Daniel Day-Lewis en Marcello Mastroianni, Nicole Kidman en Anita Ekberg, Marion Cotillard en Anouk Aimée, Penelope Cruz en Sandra Milo ou même la simple apparition de Sophia Loren (dont le seul rapport professionnel à Fellini se résume à la remise d’un Oscar d’honneur en 1993) : Nine apparaît moins comme le remake d’un film de Fellini (en l’occurrence Huit et ½) que celui de l’Italie des années soixante, celle du miracle économique et de La Dolce vita. Rome, centre des plaisirs éphémères, était devenu le paradis des stars américaines décadentes qui, toutes, rêvaient de faire de la capitale italienne un Hollywood sul Tevere (un Hollywood-sur-Tibre).
De Huit et ½ à Nine, il faudrait peut-être voir en ce titre la croyance d’un certain Hollywood en un « progrès » du cinéma par le biais du remake et de la tautologie. Mais ce qui faisait la particularité de Huit et ½ (l’exploration de l’inconscient comme réservoir poétique, et de l’état d’âme de l’artiste en mal de création) se retrouve complètement flouté, atténué, voire inexistant dans Nine, qui opère une véritable « désonirisation », remise à plat dégonflant le film de Fellini de son imaginaire délirant. Il faut dire que Nine roule à l’hybride. Après le film en 1963, il y eût une transposition en spectacle à Broadway en 1982. Ce fut Nine. De là, surtout, l’idée d’une ré-adaptation pour le cinéma, mais en chanson. Et à ce jeu de téléphone arabe, le film y aura perdu toute sa substance dans l’oreille de Rob Marshall, lui qui n’y a vu que la possibilité d’un épisode 2 de Chicago.

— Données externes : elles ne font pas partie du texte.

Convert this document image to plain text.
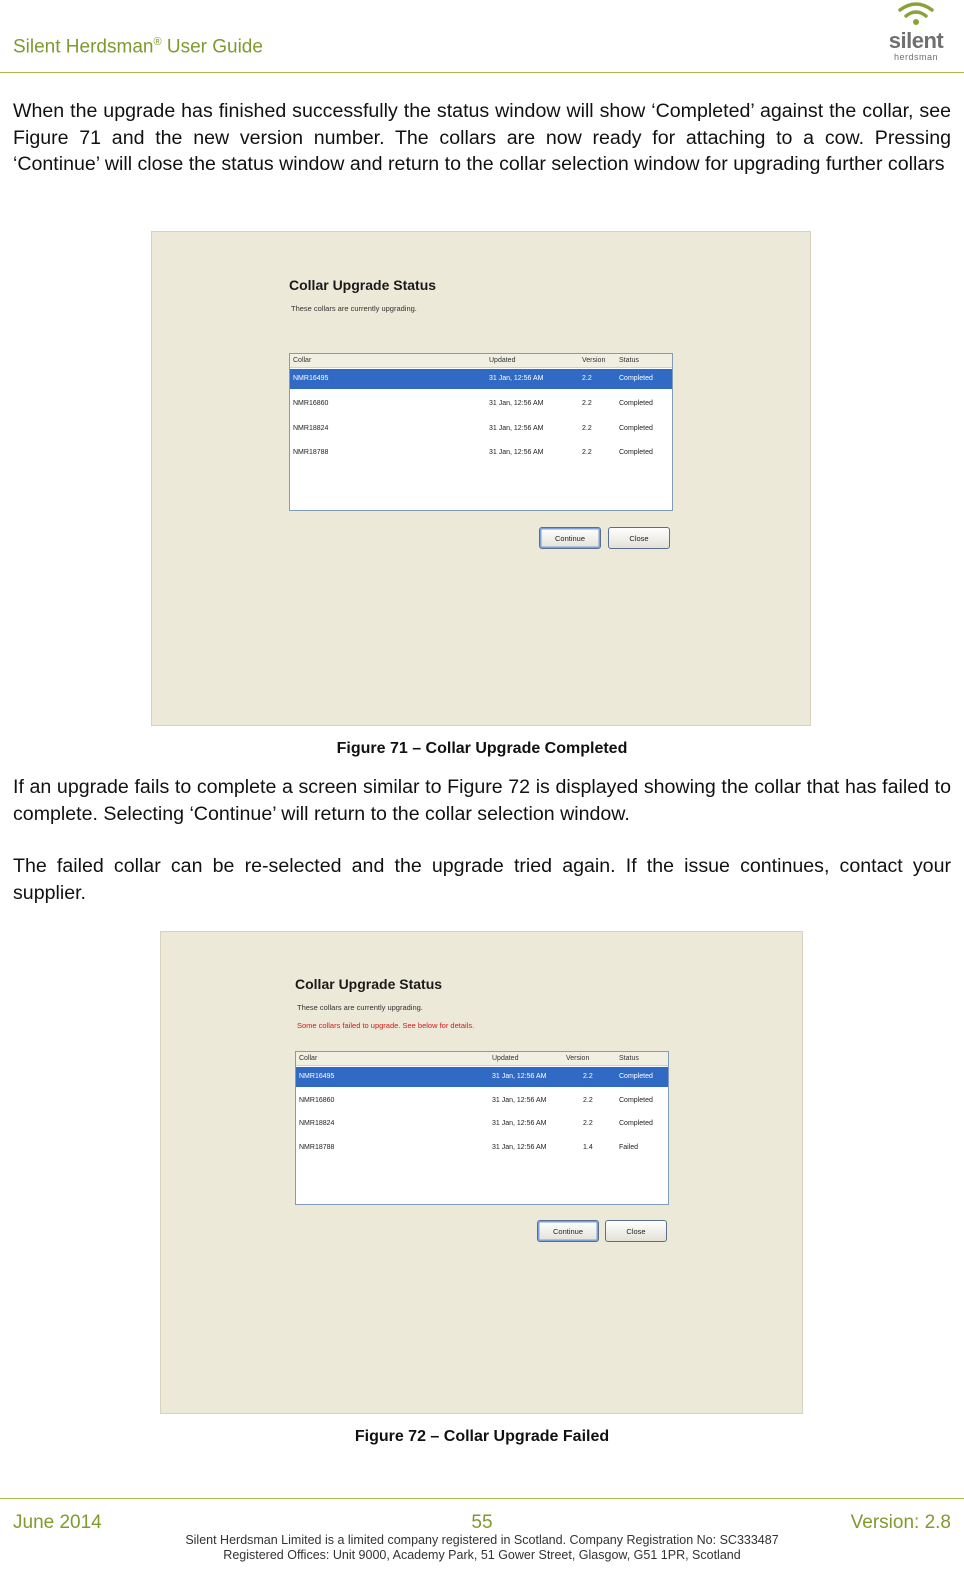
Silent Herdsman® User Guide	silent
herdsman

When the upgrade has finished successfully the status window will show ‘Completed’ against the collar, see Figure 71 and the new version number. The collars are now ready for attaching to a cow. Pressing ‘Continue’ will close the status window and return to the collar selection window for upgrading further collars

Collar Upgrade Status
These collars are currently upgrading.
Collar	Updated	Version Status
NMR16495	31 Jan, 12:56 AM	2.2	Completed
NMR16860	31 Jan, 12:56 AM	2.2	Completed
NMR18824	31 Jan, 12:56 AM	2.2	Completed
NMR18788	31 Jan, 12:56 AM	2.2	Completed
Continue	Close
Figure 71 – Collar Upgrade Completed

If an upgrade fails to complete a screen similar to Figure 72 is displayed showing the collar that has failed to complete. Selecting ‘Continue’ will return to the collar selection window.

The failed collar can be re-selected and the upgrade tried again. If the issue continues, contact your supplier.

Collar Upgrade Status
These collars are currently upgrading.
Some collars failed to upgrade. See below for details.
Collar	Updated	Version	Status
NMR16495	31 Jan, 12:56 AM	2.2	Completed
NMR16860	31 Jan, 12:56 AM	2.2	Completed
NMR18824	31 Jan, 12:56 AM	2.2	Completed
NMR18788	31 Jan, 12:56 AM	1.4	Failed
Continue	Close
Figure 72 – Collar Upgrade Failed
June 2014	55	Version: 2.8
Silent Herdsman Limited is a limited company registered in Scotland. Company Registration No: SC333487
Registered Offices: Unit 9000, Academy Park, 51 Gower Street, Glasgow, G51 1PR, Scotland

Woody Allen (Stardust memories) ou Bob Fosse (Que le spectacle commence) s’étaient déjà essayé plus ou moins brillamment à surfer dans les eaux du chef-d’oeuvre de Fellini. Exercice de crise de l’artiste, remise en cause et tours de nombril dans la carrière d’un cinéaste ? A ce jeu là, s’inspirer de Fellini revient à passer ses propres imaginaire et inconscient au rayon X. Et si chez Woody Allen ou Fellini lui-même, le film épouse la forme de cerveaux géniaux et malades, chez Rob Marshall, le test d’imagination, le révélateur de névroses et d’angoisses se limite à la vision d’un monde terne et grisou, à l’image de la photographie de certaines scènes du film.
L’histoire, on la connaît : un réalisateur en crise intérieure erre entre les femmes de sa vie et ses propres démons dans un film en train de se faire. Avec le noir et blanc, c’est à peu près tout ce qu’aura retenu Marshall de Fellini, n’y voyant qu’un excellent prétexte pour fourguer du sex-appeal dans un enchaînement de numéros de cabaret rose-bonbon filmés comme si on y était et où chacune des femmes de Nine se transforme à un moment ou à un autre en pute de luxe (on ne soulignera jamais assez la misogynie du film). Décors cheapissimes, scènes de dialogues servant de couloirs parlés entre les chansons, esthétique bling-bling et racoleuse : tout est en place pour mettre chacun des acteurs en valeur en vue des Oscars et organiser la même rafle de récompenses que pour Chicago (l’affiche ressemble vraiment à une piste de course olympique, où seule Cruz concourra d’ailleurs). Dépourvu de toute veine carnavalesque et de toute bizarrerie, Nine n’avait qu’un objectif : « faire cinéma ». Et c’est sans doute dans cette optique qu’on retrouve (comble du mauvais goût) Sophia Loren en mère de Guido, tellement cadavérique qu’elle est filmée de loin. Voilà qui résumerait à merveille la bêtise crasse du film : pour rendre hommage à Fellini, Rob Marshall est allé chercher l’égérie de Vittorio de Sica.